About 6 months ago I started looking at Bitcoin Cash (BCH) as a potentially more effective technology for becoming a form of payments. By having much larger block limits (variable but currently set at 32MB by miners) it seemed to instantly solve the bottleneck around BTC. This blocksize also meant that it can technically process unlimited transactions per second but at worst compete with existing global payments systems in traditional finance.

As CoinFLEX when we launched our exchange token and our interest bearing stablecoin, flexUSD, we chose to launch both initially on the Simple Ledge Protocol (SLP) which runs on top of BCH as it was super cheap to send payments on it. For comparison, to send a single transaction on BTC was about $8–10, ETH was similar and on BCH the same dollar transaction was under $0.01 ( 1 US cent)! For example, someone sent $25,000 of flexUSD in $10 transactions to their community or friends recently. Imagine using BTC or Ethereum networks for that, the whole amount would likely have been consumed as fees.
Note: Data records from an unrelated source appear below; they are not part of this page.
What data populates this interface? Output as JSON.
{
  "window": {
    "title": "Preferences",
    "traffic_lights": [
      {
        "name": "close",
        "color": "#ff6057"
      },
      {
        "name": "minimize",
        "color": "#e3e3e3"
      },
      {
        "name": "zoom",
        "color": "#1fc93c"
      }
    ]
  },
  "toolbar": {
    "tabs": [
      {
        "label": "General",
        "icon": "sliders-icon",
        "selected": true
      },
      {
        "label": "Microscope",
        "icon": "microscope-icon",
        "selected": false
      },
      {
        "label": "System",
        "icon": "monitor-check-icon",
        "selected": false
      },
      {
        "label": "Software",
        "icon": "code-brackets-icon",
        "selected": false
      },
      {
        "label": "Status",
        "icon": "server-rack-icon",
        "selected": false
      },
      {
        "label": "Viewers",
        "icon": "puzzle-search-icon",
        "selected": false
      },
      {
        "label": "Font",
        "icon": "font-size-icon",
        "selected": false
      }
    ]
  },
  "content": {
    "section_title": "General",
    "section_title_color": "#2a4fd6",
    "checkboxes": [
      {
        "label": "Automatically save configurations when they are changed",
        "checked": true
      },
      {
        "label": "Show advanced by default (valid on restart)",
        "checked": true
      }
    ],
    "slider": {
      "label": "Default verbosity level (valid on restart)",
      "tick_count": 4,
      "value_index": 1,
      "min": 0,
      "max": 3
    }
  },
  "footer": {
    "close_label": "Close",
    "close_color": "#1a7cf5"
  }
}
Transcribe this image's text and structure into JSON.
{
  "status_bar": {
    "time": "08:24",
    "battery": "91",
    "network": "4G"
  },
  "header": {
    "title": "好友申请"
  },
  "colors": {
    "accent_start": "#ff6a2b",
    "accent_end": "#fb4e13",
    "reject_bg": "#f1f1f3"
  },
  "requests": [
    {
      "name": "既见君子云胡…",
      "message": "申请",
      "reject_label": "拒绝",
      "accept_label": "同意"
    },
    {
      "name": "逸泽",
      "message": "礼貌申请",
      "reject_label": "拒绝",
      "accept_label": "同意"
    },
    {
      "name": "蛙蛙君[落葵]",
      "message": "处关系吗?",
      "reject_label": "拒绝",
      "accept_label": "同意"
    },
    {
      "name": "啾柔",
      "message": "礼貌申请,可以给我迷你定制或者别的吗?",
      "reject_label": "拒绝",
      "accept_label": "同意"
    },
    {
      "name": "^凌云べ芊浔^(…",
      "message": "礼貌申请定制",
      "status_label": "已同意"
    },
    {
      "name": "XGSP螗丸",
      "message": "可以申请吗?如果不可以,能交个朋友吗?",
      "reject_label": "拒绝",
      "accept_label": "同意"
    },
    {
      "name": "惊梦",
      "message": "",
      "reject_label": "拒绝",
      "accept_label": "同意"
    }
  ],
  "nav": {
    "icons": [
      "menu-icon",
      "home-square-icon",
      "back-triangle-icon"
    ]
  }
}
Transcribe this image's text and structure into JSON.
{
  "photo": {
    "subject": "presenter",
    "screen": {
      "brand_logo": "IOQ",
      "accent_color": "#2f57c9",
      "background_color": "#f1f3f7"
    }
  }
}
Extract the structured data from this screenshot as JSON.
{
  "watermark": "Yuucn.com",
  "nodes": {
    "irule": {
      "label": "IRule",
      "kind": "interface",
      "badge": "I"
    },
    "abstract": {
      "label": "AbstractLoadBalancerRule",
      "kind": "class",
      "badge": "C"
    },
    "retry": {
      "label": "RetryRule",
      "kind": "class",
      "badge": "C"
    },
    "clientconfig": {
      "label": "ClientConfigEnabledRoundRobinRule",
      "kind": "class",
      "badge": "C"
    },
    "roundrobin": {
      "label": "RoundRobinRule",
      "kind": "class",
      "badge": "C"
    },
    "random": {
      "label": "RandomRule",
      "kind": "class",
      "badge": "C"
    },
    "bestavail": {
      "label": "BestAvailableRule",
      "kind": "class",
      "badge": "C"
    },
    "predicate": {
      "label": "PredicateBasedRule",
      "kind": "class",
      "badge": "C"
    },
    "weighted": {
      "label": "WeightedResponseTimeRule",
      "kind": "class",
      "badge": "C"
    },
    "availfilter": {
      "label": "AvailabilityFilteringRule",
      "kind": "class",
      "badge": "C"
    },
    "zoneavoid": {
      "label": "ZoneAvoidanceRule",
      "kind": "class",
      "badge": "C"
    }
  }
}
After experiencing these things I added BCH to my portfolio along with the existing BTC. To be clear we seem to be far away from widespread adoption of crypto as the dominant form of payment compared to fiat but when it does, I believe BCH will be in prime position to be the beneficiary. I am sure there are other coins, particularly stable coins that could also take this role. The elephant in the room I guess are Central Bank issued Digital Coins (CBDCs) but then I do not think that’s really comparing apples with apples. One’s centrally controlled by Governments and the other’s the future of finance.

What should you hold?

This is a question I get asked a lot from my friends. My basic thesis is that you need to have two parts to your crypto portfolio:

  • Protect your portfolio with a “store of value”. From the thousands of coins in the crypto universe, only one coin comes close to achieving this and that’s BTC. Gold also provides this function and if I felt comfortable holding gold bars under my bed then this could be used too.
  • Payments: my coin of choice is BCH but there are others that can perform this role as well but none that comes under the protection of my preferred Proof of Work and secured by the most secure crypto network in the World (the same one that watches over BTC).

The second most popular question I get is how do you deal with volatility in crypto prices. Whilst I am guilty as the majority of the crypto hodlers in mark to marketing my portfolio in USD or GBP or EUR, the reality is that you have to probably look at your assets with two different buckets. There’s your fiat savings/equities/property bucket which absolutely should be viewed in fiat and perhaps the crypto bucket which maybe should be viewed in coins held. After all, as crypto OGs I know love to tell me, your mark to market in crypto is simple…….

1 BTC = 1 BTC

1 BCH = 1 BCH

And most importantly, never forget: 1 DogeCoin = 1 Dogecoin

To borrow some American slang we are in the 1st innings of the change in global financial markets and I look forward to watching the space evolve and continuing to innovate as CoinFLEX as our contribution to this change in the future of money and finance.